The first is self-driving cars.
It turns out that teaching a computer to drive a car on a busy street is proving to be far more difficult and is taking much longer than the optimistic timetables offered just a few years ago.
The second area is health care, where AI has been hailed as a transformative technology that will save lives and reduce costs.
In machine learning, computers process huge amounts of data and recognize patterns within that data.

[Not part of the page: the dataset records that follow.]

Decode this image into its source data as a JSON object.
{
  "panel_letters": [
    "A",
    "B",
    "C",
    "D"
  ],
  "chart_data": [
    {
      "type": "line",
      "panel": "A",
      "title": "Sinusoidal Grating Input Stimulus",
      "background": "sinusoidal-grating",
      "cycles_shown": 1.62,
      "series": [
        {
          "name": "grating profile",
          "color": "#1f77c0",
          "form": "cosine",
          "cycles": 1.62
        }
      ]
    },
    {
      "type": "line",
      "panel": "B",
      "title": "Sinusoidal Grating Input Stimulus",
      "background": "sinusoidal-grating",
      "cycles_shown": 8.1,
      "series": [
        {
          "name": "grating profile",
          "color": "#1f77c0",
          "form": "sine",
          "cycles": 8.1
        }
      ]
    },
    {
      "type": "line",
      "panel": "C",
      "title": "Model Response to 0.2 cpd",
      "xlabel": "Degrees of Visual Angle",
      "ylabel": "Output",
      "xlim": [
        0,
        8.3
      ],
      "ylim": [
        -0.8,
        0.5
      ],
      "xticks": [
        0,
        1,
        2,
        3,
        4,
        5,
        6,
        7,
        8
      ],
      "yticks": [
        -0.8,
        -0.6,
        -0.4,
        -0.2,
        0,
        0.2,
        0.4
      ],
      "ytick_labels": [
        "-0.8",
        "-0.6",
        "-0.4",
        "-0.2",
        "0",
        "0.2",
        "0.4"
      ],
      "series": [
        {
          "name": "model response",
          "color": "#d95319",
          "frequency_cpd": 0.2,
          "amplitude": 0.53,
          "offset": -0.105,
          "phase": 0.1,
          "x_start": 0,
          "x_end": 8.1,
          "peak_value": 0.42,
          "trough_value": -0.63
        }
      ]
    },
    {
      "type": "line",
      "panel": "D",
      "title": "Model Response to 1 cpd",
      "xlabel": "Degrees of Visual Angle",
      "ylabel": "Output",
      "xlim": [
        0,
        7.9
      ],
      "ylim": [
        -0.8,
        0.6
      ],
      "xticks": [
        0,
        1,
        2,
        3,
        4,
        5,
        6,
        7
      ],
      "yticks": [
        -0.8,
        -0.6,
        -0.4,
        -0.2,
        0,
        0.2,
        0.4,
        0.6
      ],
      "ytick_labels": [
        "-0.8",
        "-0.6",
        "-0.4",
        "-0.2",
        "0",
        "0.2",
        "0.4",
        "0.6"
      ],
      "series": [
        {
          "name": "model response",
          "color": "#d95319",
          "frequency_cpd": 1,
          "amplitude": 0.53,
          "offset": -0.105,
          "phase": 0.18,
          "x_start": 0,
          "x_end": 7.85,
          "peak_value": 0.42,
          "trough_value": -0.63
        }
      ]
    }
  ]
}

So a computer can potentially scan millions of X-rays, mammograms or pictures of skin lesions, and predict which might require further investigation faster and more accurately than even the most experienced radiologists or dermatologists, who are invariably working with much smaller data sets.
What we ultimately care about is making better decisions ... and even the most sophisticated machine learning computers are often of limited use in that area.- Zachary Lipton
But Zachary Lipton, an assistant professor at Carnegie Mellon University's machine learning department and school of business, worries that machine learning's success at making predictions "can blind people to the fact that not every problem is a prediction problem."
"What we ultimately care about is making better decisions," Lipton said in an interview during a recent visit to Toronto. "Once they've identified a problem, doctors need to make decisions about treatment, and even the most sophisticated machine learning computers are often of limited use in that area.
"Those types of problems are of a fundamentally different nature," he said. "You're asking, 'Which action should I take,' not just 'What's in this image?'"
Biased data
But even AI's predictive power has been called into question by some researchers.
Marzyeh Ghassemi a faculty member at Toronto's Vector Institute for Artificial Intelligence, says she worries that much of the data used to build predictive models is biased. For example, they might include more light-skinned people than those with dark skin — or more affluent people with greater access to health care than poorer populations who don't see their doctors as often.
In that case, "we may make models that cannot generalize to other populations, and that's really dangerous," according to Ghassemi, who is also an assistant professor at University of Toronto's computer science department and department of medicine.
And Ghassemi is concerned about what might happen if machine learning fails to deliver on its promise to health care and elsewhere.
If we go through a hype cycle that removes any credibility for scientists ... then we don't get to actually change the way that health care is delivered.- Marzyeh Ghassemi
"I don't want machine learning to go through a boom and bust where you have a set of results that you overplay, and then it creates this cooling effect for anybody else who comes in the space," she argued.
"If we go through a hype cycle that removes any credibility for scientists to deploy our results, then we don't get to actually change the way that health care is delivered and the way that health is improved."